Na verdade, todos os seus familiares nasceram e sempre moraram em Trancoso, há muitas gerações. Damião é o nativo que melhor ilustra Trancoso, literalmente.
Começou seus primeiros esboços ainda criança, na escola; antes dos 12 anos já sentia que gostava de desenhar e pintar. Entretanto, nessa época, em Trancoso, quem pintava bem, também poderia se “dar bem” como pedreiro ou carpinteiro… Segundo ele, não havia espaço para outro tipo de pintor que não fosse de parede.
Autodidata, recorda-se também que foi no inicio dos anos 80, com a chegada dos turistas e dos novos moradores de Trancoso, muitos dos quais também eram artistas, que recebeu grande incentivo para que continuasse pintando até um dia poder viver da sua própria arte. Esse incentivo, era em forma de troca…
Como Damião não saia dos limites de Trancoso sempre que algum novo morador viajava trazia algum material de desenho e dividia com ele. Geralmente, Damião retribuía com os desenhos que fazia; e assim, a amizade crescia.
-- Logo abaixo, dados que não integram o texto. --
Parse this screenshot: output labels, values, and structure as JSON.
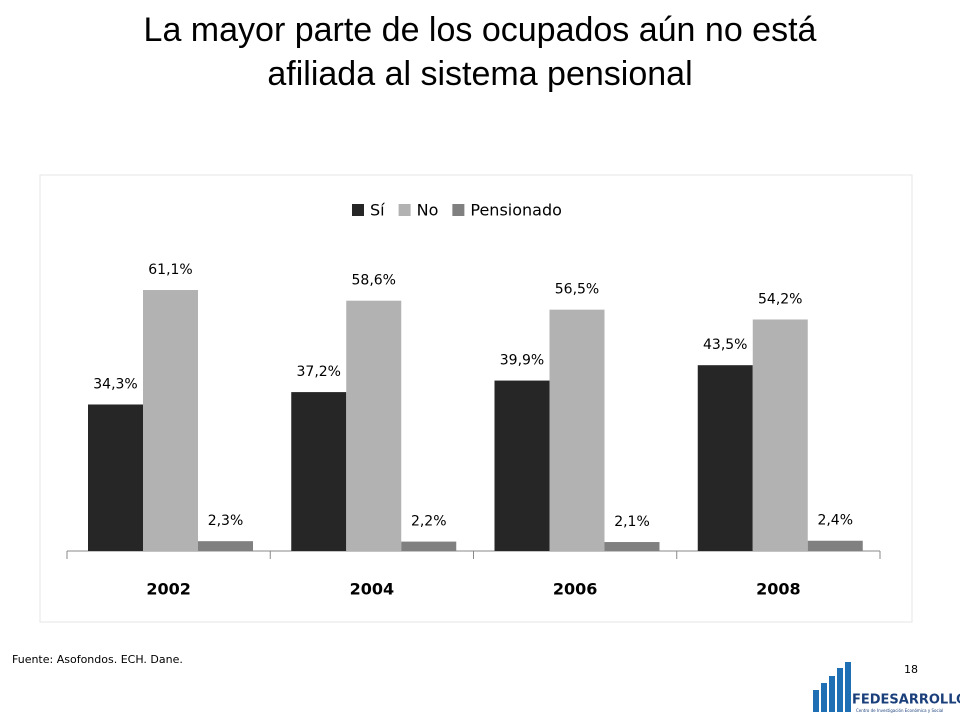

Nunca frequentou nenhuma escola de arte e antes da internet, raras foram às vezes que ele teve contato com algum livro ou revista de arte… Ele se lembra das poucas vezes que pode, através de livros emprestados, contemplar o trabalho de artistas como Candido Portinari, Di Cavalcanti, Alberto da Veiga Guignard e mais tarde, pode conhecer também alguns impressionistas, como Claude Monet, Edgar Degas, Toulouse–Lautrec, Van Gogh.
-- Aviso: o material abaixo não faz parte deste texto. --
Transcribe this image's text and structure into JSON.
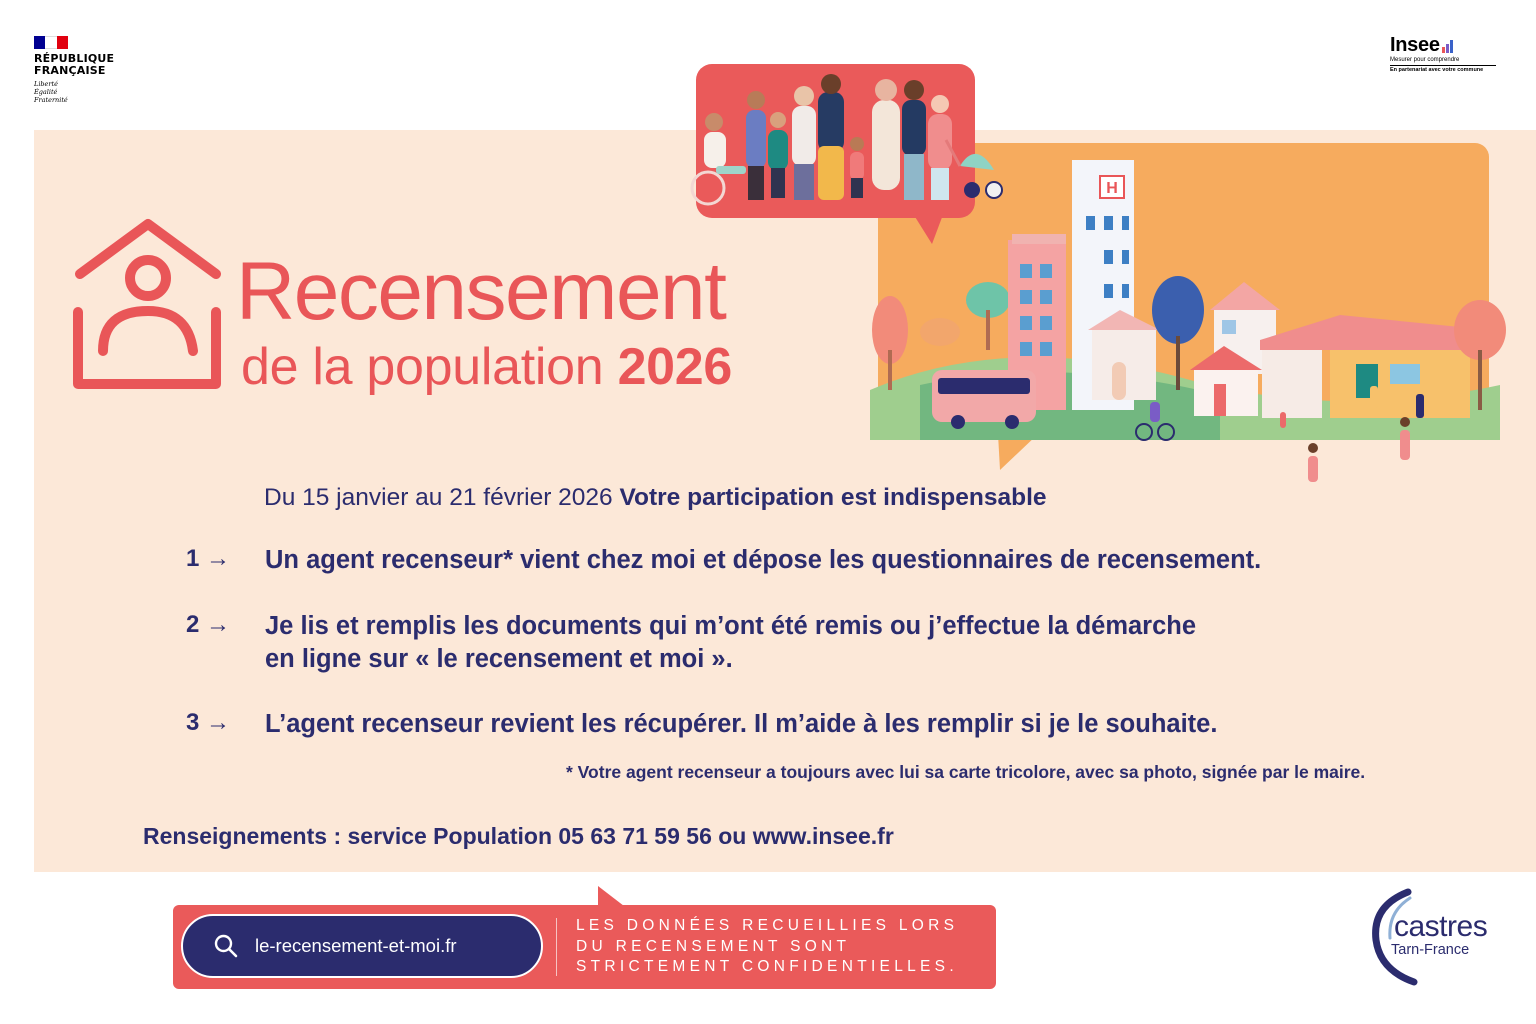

“Meu estilo é próprio e também não saberia defini-lo com a mesma precisão de quem passou por uma escola de arte. Considero que meu estilo vem sendo formado ao longo do tempo pela minha paixão em observar as paisagens, a vegetação, o casario e, principalmente, a luz daqui.”
A primeira pintura sacra que fez para as festas de Trancoso foi uma Bandeira de São Brás, e já se vão quase 30 anos. De lá pra cá não parou mais. A cada ano, são duas novas bandeiras surgem assinadas por ele.
Damião ilustra a vida nativa e cultural de Trancoso nas suas telas e no seu próprio lifestyle. Cercado por paisagens de um colorido fascinante, sua pretensão é continuar aprendendo, produzindo e mostrando Trancoso para o mundo através da sua arte.
“Acho que minha única escola foi ter a oportunidade de experimentar diferentes materiais que sobravam dos visitantes de Trancoso.”